実際、トランプ政権に影響力を持つ人物を訪ねた際、彼はまだこちらが何も話を切り出していないにもかかわらず、初対面の筆者に対してUSスチール買収問題から会話を始めた。

「当面の間は状況が好転することは難しいが、トランプ政権においては何らかのタイミングで状況が好転することもある。個人的には何の問題もないと思っている」

これは体の良い日本人向けのリップサービスのようなものであることは明らかだった。たしかに、トランプ大統領の政治決断がある可能性はわずかに残っていることは事実だが、その可能性は非常に低いことが示唆されていたように思う。

「あり得ないタイミングの、あり得ない買収」

同面談を行ったビルの受付は訪問台帳を誰でも見られるセキュリティの甘さがあり、筆者が入室時に同台帳にさりげなく目を通すと、いくつかの日本企業関係者の訪問記録が目についた。そのため、先方は筆者が同様の日本人駐在員のようなものだと勘違いしており、適当にお茶を濁しておこうと考えていることがわかった。他の日本人がどのように日本本国に報告しているかは知らないが、少なくとも筆者には同件について前向きな印象は得られなかった。

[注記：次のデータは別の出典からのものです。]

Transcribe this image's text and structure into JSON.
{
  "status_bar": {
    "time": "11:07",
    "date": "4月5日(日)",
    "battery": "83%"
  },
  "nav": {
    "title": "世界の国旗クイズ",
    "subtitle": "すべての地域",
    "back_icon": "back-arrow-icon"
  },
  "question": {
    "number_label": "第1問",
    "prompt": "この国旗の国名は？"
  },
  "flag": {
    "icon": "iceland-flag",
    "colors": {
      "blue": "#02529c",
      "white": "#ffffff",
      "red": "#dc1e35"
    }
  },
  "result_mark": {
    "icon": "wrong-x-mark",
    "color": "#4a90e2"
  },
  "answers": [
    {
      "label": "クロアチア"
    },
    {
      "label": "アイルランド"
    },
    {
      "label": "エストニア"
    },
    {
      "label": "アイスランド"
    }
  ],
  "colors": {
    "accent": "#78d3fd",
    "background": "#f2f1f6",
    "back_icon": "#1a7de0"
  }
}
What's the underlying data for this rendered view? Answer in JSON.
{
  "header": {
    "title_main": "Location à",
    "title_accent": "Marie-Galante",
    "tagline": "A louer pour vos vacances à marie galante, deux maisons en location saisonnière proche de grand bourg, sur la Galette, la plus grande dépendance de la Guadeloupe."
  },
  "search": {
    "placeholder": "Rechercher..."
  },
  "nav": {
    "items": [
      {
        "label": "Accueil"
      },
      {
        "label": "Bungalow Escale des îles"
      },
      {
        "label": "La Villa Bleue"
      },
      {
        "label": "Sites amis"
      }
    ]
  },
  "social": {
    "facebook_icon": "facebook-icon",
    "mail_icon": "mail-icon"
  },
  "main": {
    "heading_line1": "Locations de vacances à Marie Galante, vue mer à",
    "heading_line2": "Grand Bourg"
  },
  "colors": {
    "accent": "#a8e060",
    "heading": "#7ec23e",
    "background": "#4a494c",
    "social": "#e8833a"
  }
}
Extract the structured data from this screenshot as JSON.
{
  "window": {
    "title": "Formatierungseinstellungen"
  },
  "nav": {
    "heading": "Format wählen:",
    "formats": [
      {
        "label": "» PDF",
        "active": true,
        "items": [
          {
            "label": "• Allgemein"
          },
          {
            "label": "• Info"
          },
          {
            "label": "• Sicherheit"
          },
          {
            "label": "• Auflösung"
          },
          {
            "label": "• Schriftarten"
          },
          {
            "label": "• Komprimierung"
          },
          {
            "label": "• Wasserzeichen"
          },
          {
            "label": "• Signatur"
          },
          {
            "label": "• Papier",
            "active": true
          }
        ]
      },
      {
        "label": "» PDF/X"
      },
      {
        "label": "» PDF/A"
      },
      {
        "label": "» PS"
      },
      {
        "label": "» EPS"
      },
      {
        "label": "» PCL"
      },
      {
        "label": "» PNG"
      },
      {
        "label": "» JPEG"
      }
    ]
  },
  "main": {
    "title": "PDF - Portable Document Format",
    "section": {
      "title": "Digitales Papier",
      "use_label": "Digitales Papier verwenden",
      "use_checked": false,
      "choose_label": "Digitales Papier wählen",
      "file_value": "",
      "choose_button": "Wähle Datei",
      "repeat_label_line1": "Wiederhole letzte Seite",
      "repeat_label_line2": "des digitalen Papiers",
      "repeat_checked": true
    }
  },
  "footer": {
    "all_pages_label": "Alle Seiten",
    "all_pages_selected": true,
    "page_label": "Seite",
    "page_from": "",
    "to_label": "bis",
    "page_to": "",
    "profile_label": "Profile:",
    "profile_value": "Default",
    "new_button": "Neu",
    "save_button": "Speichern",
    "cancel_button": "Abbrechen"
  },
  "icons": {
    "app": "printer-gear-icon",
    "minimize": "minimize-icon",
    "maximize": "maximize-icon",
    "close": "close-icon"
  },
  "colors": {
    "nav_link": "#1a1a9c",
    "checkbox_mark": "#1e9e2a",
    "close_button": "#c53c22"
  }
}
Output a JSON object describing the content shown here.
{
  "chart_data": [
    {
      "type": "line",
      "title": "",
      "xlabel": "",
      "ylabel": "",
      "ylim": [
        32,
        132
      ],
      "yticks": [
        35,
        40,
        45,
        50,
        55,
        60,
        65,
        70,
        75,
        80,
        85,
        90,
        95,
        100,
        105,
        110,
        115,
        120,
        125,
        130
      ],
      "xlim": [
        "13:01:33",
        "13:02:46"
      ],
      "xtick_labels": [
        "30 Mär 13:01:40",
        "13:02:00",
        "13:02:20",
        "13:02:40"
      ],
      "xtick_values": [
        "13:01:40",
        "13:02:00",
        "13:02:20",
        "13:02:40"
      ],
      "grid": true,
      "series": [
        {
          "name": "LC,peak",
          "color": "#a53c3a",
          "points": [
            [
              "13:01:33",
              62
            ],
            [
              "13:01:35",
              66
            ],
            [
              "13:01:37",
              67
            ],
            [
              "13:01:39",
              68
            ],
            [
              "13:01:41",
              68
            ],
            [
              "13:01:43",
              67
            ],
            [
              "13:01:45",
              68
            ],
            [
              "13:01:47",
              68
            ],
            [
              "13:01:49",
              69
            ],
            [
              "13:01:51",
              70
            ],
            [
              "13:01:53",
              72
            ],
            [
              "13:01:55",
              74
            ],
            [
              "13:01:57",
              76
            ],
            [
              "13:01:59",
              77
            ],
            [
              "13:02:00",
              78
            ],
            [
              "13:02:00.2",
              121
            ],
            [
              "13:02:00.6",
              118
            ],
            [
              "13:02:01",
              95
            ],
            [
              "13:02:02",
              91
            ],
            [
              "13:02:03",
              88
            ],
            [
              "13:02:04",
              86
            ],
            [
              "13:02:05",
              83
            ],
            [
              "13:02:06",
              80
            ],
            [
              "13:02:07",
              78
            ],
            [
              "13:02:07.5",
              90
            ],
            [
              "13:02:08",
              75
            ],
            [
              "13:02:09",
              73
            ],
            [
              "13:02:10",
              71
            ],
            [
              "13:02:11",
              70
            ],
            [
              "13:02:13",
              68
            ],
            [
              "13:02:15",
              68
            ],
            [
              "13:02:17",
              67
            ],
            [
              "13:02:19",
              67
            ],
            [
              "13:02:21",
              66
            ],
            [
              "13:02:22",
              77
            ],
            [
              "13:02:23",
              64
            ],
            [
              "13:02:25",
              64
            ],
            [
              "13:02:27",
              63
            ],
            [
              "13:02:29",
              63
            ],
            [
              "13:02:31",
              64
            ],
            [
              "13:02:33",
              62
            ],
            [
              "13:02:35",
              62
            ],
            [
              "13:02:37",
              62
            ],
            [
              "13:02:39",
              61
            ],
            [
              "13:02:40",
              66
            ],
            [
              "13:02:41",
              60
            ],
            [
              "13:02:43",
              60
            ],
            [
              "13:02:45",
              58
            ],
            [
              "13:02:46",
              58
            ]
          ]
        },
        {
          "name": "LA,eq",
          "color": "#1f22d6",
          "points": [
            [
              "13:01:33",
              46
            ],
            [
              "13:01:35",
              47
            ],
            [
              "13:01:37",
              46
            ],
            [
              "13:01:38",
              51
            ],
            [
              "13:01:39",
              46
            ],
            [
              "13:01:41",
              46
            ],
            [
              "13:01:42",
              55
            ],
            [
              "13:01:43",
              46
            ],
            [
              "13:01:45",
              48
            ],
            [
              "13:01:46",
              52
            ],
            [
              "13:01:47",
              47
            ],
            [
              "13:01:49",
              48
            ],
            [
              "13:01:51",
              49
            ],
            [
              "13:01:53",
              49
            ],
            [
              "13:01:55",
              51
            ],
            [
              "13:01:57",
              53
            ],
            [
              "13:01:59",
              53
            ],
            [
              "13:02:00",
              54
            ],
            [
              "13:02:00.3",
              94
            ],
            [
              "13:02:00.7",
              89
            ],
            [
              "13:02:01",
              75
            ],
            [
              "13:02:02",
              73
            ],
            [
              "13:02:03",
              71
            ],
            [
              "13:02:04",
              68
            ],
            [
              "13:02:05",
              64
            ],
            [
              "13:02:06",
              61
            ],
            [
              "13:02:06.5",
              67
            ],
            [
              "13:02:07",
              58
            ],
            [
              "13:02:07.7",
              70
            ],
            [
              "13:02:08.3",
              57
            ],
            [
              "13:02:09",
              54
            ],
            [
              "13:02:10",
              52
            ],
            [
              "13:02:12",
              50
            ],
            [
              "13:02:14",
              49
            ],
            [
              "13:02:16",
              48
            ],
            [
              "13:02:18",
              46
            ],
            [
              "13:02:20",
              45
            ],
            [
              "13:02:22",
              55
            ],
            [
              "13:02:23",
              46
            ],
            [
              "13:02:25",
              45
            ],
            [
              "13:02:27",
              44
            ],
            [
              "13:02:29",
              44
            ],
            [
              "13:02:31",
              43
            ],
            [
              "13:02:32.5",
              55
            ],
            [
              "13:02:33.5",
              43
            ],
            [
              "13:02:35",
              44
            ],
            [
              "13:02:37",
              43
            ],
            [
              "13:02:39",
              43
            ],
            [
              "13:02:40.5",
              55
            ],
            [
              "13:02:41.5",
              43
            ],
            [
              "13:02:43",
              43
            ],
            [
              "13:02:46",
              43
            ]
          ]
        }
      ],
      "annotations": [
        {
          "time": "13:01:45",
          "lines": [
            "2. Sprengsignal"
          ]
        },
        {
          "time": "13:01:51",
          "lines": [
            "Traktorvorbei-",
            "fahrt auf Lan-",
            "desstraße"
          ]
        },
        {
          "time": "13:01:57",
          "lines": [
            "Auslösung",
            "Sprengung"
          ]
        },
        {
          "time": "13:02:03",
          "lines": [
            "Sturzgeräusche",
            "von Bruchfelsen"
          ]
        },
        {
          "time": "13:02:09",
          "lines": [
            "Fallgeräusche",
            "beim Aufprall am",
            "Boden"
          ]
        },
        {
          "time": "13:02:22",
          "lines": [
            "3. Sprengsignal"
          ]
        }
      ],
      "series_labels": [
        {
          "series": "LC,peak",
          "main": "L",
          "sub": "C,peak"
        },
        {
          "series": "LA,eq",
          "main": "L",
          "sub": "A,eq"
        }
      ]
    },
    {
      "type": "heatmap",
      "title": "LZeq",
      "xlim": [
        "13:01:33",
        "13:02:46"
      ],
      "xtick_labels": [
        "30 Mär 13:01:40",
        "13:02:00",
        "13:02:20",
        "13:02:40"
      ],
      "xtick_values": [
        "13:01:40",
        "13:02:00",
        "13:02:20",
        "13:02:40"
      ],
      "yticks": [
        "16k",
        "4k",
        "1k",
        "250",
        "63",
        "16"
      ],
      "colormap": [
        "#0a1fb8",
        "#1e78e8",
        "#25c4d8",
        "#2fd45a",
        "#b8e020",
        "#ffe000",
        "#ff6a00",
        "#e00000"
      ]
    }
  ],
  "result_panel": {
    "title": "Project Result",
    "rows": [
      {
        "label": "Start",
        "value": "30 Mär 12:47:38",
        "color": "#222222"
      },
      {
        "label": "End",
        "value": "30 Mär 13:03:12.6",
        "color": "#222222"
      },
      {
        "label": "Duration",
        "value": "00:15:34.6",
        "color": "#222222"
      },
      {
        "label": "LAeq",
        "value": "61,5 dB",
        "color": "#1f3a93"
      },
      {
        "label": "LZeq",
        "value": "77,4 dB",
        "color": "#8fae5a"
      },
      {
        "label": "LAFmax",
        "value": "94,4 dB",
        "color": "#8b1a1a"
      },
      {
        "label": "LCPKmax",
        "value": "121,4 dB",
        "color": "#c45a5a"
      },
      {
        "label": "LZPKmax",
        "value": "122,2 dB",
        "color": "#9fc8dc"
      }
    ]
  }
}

今回の訪米で面談した、保守派の組織、ロビイスト、シンクタンクの人々の中に、同買収の見通しについて、前向きな見解を示した人間はいなかった。最初は筆者が日本人であるために気を遣った発言をしているものの、筆者が率直に「大統領選挙前後にUSスチールを買収する行為は政治的にナンセンスだ。馬鹿げている」と述べると、彼らは一様に「お前の言うとおりだ」と本音で話すようになり、筆者に同意する発言を繰り返した。

「あり得ないタイミングで、あり得ない買収を仕掛け、そしてバイデンがそれを否定しただけの話である上に、トランプ大統領はバイデン政権の判断をワザワザ覆す必然性がない」というのが彼らの共通見解であった。つまり、彼らの見立てとしては、日本人に対してはバツが悪いものの、「すでにUSスチール買収問題はほとんど終わった話」でしかないということだ。